Un “comunista”
a la sombra del poder
La muerte de
Santiago Carrillo
Santiago
Carrillo, histórico dirigente del PCE, murió tranquilamente, a los 97 años, en
su cama. Su muerte fue recibida con grandes muestras de pesar por la totalidad
del arco parlamentario, desde el derechista PP hasta la izquierda
independentista vasca Amaiur. El parlamento se puso de pie y ovacionó
unánimemente al fallecido, considerado uno de los padres de la actual
Constitución. Hasta el mismo rey tuvo la deferencia de acercarse al domicilio
del fallecido.
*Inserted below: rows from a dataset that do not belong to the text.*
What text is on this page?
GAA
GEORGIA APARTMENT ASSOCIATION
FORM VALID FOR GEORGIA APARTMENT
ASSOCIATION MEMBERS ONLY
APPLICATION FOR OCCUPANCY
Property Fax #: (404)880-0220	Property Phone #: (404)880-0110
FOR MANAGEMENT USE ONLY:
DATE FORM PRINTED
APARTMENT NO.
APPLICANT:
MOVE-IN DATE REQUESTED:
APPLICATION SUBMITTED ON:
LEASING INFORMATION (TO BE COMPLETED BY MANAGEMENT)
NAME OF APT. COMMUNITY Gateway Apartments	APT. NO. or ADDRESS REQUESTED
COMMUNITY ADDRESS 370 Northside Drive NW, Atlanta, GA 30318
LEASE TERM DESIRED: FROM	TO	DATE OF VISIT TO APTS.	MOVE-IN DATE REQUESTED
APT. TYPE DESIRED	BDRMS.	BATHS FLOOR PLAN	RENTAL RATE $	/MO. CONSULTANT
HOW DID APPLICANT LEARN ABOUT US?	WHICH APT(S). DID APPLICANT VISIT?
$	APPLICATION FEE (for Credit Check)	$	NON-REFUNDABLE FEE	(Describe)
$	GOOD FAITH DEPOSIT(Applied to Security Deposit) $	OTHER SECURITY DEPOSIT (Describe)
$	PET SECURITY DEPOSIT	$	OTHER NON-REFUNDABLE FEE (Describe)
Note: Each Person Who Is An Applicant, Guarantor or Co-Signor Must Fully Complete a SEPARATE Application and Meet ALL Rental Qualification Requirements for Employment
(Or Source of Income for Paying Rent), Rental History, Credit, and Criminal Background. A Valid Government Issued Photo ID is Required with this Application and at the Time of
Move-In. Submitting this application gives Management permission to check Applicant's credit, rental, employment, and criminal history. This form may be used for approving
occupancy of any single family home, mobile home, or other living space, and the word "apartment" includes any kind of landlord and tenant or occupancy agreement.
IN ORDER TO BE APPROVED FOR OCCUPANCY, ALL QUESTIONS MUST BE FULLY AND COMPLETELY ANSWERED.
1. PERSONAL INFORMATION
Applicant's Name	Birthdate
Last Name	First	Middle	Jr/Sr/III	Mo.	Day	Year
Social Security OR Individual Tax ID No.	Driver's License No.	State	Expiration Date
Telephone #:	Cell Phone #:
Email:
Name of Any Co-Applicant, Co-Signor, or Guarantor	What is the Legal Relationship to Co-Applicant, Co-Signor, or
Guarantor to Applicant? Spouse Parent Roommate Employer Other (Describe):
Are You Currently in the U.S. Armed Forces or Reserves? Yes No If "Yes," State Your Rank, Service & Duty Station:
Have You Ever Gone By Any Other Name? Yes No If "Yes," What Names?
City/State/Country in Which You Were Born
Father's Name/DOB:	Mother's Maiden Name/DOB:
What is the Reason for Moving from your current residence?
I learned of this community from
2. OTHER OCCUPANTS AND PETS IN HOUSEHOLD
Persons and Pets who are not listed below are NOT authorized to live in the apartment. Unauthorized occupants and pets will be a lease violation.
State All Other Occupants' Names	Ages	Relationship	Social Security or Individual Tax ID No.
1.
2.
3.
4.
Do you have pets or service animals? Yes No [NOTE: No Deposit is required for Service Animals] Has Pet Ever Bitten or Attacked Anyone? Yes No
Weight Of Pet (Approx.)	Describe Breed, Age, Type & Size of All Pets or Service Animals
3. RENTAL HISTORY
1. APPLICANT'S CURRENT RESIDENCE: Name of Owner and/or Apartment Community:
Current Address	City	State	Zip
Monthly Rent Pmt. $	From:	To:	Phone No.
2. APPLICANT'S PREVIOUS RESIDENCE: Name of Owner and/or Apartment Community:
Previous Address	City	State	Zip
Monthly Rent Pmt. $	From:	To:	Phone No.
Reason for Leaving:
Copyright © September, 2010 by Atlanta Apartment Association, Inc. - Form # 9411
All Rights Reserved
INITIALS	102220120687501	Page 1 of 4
La muerte de los revolucionarios, como Marx, Lenin, Trotsky,
Rosa Luxemburgo, Durruti o el Che, fue recibida con grandes muestras de alegría
por la burguesía de todo el mundo. Si en vida fueron tachados de criminales,
muertos no se les trató mejor. La lucha de clases no perdona. Pero Carrillo
murió con los laureles de “defensor incansable de la clase obrera”, de
“comunista que renunció a sus intereses partidistas en favor de la convivencia
pacífica y democrática” e incluso de “hombre de Estado” (con todo lo que
comporta bajo el capitalismo que a uno le tachen de hombre de Estado). El
presidente Mariano Rajoy expresó sus condolencias en nombre del gobierno,
destacando su papel en la transición. Pero quizá los más entregados fueron sus
antiguos compañeros de partido, que se deshicieron en ditirambos del más rancio
estilo estalinista. Sin ningún atisbo de vergüenza, Alberto Garzón, la estrella
mediática de IU, destacó “su espíritu por superar el capitalismo” y José Luis
Centellas, secretario del PCE, resaltó su entrega a la lucha y defensa del
comunismo.
¿Pero
quién fue este curioso personaje, que ha conseguido unir en sus exequias a los
representantes de todas las clases sociales del Estado español?
Santiago
Carrillo nació en 1915 en Gijón. Hijo de un dirigente socialista, ingresó en
las juventudes a finales de la década de los 20. Nombrado secretario de las
mismas en 1934, se declaró partidario de la “bolchevización” del PSOE, invitó
al BOC y a los trotskistas a ingresar en él para reforzar su ala izquierda, e
incluso llegó a declararse partidario de una IV Internacional1. Detenido en octubre
por su participación en la revolución de Asturias, fue liberado a principios de
1936, con el triunfo del Frente Popular. Viajó a la URSS, donde fue cooptado
por el aparato estalinista. A su vuelta las juventudes socialistas y comunistas
se unificaron, bajo su dirección. En octubre ingresó en el PCE y poco después
acusaba en los mítines al POUM (fruto de la fusión del BOC y de la ICE
trotskista) de formar parte de la V columna en el seno de la república.
Nombrado
consejero de orden público de la junta de defensa de Madrid durante la guerra,
fue el responsable de las cárceles, en la que no sólo acabaron los
simpatizantes de la sublevación, sino también militantes revolucionarios,
anacosindicalistas, poumistas y trotskistas que se oponían a la liquidación del
movimiento revolucionario y la restauración del orden burgués.
Derrotada
la república partió exiliado hacia la URSS. En las peleas fraccionales de la
camarilla dirigente siempre supo estar al lado del sector más servil a Stalin,
lo que le valió seguir ascendiendo en la jerarquía. Terminada la II Guerra
Mundial se trasladó a París. En 1944 dirigió la invasión del valle de Arán por
columnas guerrilleras. La descabellada operación se saldó con más de 200
partisanos muertos. En 1948 formó parte de una delegación que viajó a Moscú
para entrevistarse con Stalin. Como consecuencia de la entrevista el PCE
renunció a la táctica de la lucha armada. Capítulos como el abandono de las
partidas de maquis que no pudieron abandonar la España franquista, o el juicio
a Jesús Monzón (que había dirigido militarmente la aventura aranesa) han
quedado en la oscuridad porque Carrillo nunca quiso hablar de ellos.
Tras
la muerte de Stalin, en el XX Congreso del PCUS, la dirección del PCE se opuso
al “informe Jruschev”, en el que se denunciaban los asesinatos del déspota.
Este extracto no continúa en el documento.